Enfin, le respect du devoir de vigilance doit être documenté et cette documentation doit être conservée pendant 7 ans. Il existe également une obligation de préparer un rapport annuel sur le respect des obligations de diligence au cours de l’exercice écoulé et de le publier ensuite sur le site Internet de l’entreprise au plus tard 4 mois après la fin de l’exercice.

Le champ d’application matériel de la loi de vigilance en France est plus large. Par exemple, les atteintes à l’environnement sont incluses dans le devoir de vigilance. Surtout, les contours du périmètre de vigilance sont beaucoup plus vagues dans la loi française.

3.   Des sanctions sévères mais permettant d'éviter un activisme judiciaire

Les sanctions du nouveau dispositif légal ne relèvent pas du juge mais de l’Office fédéral de l’économie et du contrôle des exportations : celui-ci est chargé de l’application de la loi, tant à l’égard des entreprises allemandes que des entreprises étrangères. Il peut ordonner des mesures sous astreinte allant jusqu’à 50 000 € et sanctionner des violations de l’obligation de diligence par des amendes allant jusqu’à 800 000 € ou 2 % du CA annuel dans certains cas. De plus, certaines entreprises sanctionnées pourraient se voir refuser l’accès aux marchés publics pendant une durée maximale de 3 ans. La loi allemande exclut en revanche toute mise en jeu de la responsabilité civile de l’entreprise sur son fondement (mais pas le cas échéant sur un autre fondement approprié). Les syndicats et ONG ne peuvent agir en justice qu’au nom et sur mandat d’une victime dont les droits protégés par la loi ont été violés, sous réserve qu’ils ne soient pas créés pour la circonstance et n’aient pas d’activité commerciale.

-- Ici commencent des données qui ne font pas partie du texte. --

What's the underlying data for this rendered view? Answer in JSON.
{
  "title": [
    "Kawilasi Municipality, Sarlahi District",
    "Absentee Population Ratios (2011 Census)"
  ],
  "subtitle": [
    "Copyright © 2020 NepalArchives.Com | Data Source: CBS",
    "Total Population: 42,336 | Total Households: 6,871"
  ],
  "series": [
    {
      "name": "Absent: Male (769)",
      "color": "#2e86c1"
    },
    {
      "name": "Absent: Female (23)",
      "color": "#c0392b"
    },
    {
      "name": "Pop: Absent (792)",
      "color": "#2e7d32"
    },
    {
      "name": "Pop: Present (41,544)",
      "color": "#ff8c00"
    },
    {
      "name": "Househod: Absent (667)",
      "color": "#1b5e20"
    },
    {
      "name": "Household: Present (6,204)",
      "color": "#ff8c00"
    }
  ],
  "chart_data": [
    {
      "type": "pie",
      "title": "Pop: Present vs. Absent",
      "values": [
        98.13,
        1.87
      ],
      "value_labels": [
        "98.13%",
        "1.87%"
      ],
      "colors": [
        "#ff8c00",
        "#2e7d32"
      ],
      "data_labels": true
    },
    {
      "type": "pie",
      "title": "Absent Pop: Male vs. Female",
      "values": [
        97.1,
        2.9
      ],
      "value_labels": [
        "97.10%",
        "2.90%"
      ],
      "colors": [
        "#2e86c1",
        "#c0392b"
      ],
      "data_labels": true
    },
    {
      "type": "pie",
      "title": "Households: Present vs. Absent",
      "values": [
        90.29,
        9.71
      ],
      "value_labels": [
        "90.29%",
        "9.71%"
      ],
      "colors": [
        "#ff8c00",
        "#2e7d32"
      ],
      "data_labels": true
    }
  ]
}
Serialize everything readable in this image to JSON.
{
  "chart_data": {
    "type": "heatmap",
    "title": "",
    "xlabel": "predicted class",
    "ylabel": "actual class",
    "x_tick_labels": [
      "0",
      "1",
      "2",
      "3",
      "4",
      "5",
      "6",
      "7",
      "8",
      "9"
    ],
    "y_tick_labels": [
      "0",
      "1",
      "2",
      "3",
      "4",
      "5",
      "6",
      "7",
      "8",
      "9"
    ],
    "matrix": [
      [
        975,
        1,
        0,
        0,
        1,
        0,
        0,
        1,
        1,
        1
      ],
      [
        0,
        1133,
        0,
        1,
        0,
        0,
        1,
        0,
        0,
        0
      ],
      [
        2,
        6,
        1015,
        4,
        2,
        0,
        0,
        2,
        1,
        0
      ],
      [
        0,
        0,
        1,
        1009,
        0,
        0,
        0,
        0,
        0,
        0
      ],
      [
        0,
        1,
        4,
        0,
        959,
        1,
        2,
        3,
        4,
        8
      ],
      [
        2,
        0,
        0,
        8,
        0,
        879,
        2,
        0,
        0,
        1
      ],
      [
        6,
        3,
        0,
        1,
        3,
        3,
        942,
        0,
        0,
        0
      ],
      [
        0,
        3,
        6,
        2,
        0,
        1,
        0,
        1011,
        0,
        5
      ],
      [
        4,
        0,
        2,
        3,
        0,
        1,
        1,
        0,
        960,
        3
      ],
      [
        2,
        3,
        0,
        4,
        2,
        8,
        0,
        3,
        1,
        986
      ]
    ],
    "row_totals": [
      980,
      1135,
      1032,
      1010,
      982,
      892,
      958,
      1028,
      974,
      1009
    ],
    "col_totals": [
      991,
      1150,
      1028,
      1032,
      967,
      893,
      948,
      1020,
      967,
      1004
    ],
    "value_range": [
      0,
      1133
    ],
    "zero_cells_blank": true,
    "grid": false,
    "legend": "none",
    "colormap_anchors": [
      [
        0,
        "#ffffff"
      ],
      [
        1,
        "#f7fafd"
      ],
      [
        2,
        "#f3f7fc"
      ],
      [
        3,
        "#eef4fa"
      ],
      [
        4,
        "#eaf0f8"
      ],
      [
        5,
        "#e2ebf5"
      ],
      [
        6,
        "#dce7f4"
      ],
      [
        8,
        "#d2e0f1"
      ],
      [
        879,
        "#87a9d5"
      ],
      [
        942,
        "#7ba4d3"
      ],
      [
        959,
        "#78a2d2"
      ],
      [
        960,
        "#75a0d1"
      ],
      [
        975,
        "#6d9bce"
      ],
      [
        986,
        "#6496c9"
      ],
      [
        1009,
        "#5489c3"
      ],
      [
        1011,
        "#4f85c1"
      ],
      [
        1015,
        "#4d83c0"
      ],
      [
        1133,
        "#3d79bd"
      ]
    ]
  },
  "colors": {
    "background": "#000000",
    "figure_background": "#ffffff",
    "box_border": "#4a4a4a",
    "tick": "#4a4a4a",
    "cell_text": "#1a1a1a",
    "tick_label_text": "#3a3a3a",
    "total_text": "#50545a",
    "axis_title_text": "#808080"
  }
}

Des différences significatives existent donc là aussi entre les dispositifs allemand et français. En effet, en vertu de la loi française du 27 mars 2017, une société française peut être attraite devant un juge (v. aussi art. 34 al. 2 du projet de loi pour la confiance dans l’institution judicaire) pour se voir enjoindre de changer sa stratégie de vigilance, et toute ONG (quelle que soit sa durée d’existence) peut agir en justice, conformément à son objet.

La directive européenne sur le devoir de diligence, en préparation, n’éliminera certainement pas les différences entre les législations française et allemande en la matière, et partant les différences de traitement entre entreprises françaises et allemandes puisqu’elle laissera notamment aux États membres le soin de dessiner le régime de responsabilité civile en cas de manquement aux différentes obligations. Mais avec l’entrée en vigueur de sa nouvelle loi, l’Allemagne pourrait influer sur le projet européen.